Meta Data Cleanup in Topologies with Different Versions of SQL Server
For automatic retention-based cleanup to occur in a database involved in merge replication, the database and the Merge Agent must both be on servers running SQL Server 2000 SP1 or later. For example:
- A SQL Server 7.0 pull Subscriber will not run cleanup at a SQL Server 2000 SP1 Publisher.
- A SQL Server 2000 SP1 push Merge Agent will not run cleanup in a SQL Server 2000 (without SP1) Subscriber database.
- A SQL Server 2000 SP1 push Merge Agent will run cleanup in a Server 2000 SP1 Publisher database even if it has subscribers that are SQL Server 2000 or earlier.
Automatic cleanup on some servers and not on others will at most cause false conflicts, and those should be rare. For topologies that include versions of SQL Server prior to SQL Server 2000 SP1, you may see performance benefits by running sp_mergemetadatacleanup on all servers that aren't cleaned up automatically.
Preventing False Conflicts
Retention-based meta data cleanup prevents non-convergence and silent overwrites of changes at other nodes. However, false conflicts can occur if:
- The meta data is cleaned up at one node and not another in the topology, and
- A subsequent update at the cleaned-up node occurs on a row whose meta data was deleted.

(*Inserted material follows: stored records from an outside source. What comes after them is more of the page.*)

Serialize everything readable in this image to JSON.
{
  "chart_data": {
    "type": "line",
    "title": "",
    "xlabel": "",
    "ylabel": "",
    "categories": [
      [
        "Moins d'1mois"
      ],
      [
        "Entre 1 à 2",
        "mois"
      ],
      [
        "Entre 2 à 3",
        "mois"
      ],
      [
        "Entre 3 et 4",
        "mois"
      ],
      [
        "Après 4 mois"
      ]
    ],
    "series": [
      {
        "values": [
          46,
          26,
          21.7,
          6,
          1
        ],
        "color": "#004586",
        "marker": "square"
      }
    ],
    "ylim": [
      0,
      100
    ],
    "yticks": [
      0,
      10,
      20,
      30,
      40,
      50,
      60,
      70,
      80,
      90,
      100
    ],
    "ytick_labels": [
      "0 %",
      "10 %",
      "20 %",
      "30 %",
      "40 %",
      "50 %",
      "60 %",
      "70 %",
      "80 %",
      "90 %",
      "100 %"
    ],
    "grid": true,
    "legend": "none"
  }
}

For example, if meta data is cleaned up at the Publisher but not at the Subscriber, and an update is made at the Publisher, a conflict will occur even though data appears to be synchronized.
- To prevent this conflict, make sure meta data is cleaned up at related nodes at about the same time. If -MetadataRetentionCleanup 1 is used, both the Publisher and Subscriber are cleaned up automatically before the merge starts, thereby ensuring that the nodes are cleaned up at the same time.
- If a conflict occurs, use the merge replication conflict viewer to review the conflict and change the outcome if necessary.
If an article belongs to several publications or is in a republishing scenario, it is possible that the retention periods for a given row at the Publisher and Subscriber are different. To reduce the chance of cleaning up meta data on one side but not the other, it is recommended that those different publications have similar retention periods.
Note If there is a large amount of meta data in the system tables that must be cleaned up, the merge process may take longer to run. Clean up the meta data on a regular basis to prevent this issue.